Selain itu, aktivitas keagamaan juga terjadi di sebuah pesantren yang lokasinya tidak jauh dari masjid. Terdapat sebuah musala yang sekaligus dijadikan sebagai tempat untuk mengajarkan pendidikan agama bagi masyarakat sekitar. Pesantren itu didirikan oleh Kyai Basir yang berasal dari Sidosermo, Surabaya. ”Kyai Basir juga membantu membantu Raden Wasengsari melaksanakan tugas kepenghuluan,” paparnya.

Sampai saat ini, pesantren maupun masjid masih bisa dijumpai keberadaannya. Meski telah direnovasi, tetapi bangunan asli asjid Besar Biturrohman masih tetap dipertahankan. Hanya untuk kebutuhan perluasan, ditambahkan bangunan di bagian depan masjid.

Masjid tersebut juga dikenal sebagai Masjid Raden Ngabehi Wasengsari. Karena tepat di belakangnya dijadikan sebagai kompleks makam mantan penguhu Kawedanan Gunung Kendeng itu. Selain Wasengsari, juga terdapat sejumlah makam tua lainnya yang disemayamkan di area seluas 100 x 50 meter persegi itu. ”Salah satu di antaranya ada yang menyatakan sebagai makam prajurit Diponegoro yang lari ke Gedeg,” tandasnya.

Pada tahun 1910 sebagian wilayah Kawedanan Gunung Kendeng dimasukkan pada bagian dari Kabupaten Mojokerto. Kawasan di utara Sungai Brantas itu kemudian disebut sebagai Kawedanan Mojokasri dengan ibu kota di Gedeg.

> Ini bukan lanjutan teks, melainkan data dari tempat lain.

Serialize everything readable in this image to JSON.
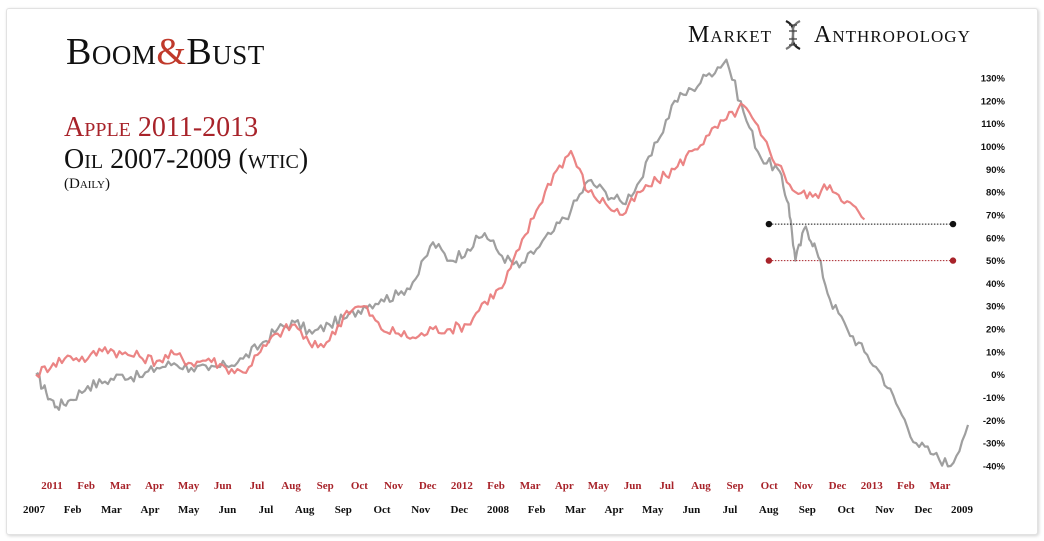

Seiring berjalannya waktu, Kecamatan Gedeg kemudian menjadi salah satu tempat penting di Mojokerto. karena dari belasan pabrik gula yang pernah berdiri di Mojokerto, Pabrik Gula Gempolkrep yang masih bertahan sampai saat ini. Selain industri, eks Kawdanan Mojokasri tersebut juga menyimpan banyak nilai sejarah tentang peradaban Islam di Mojokerto.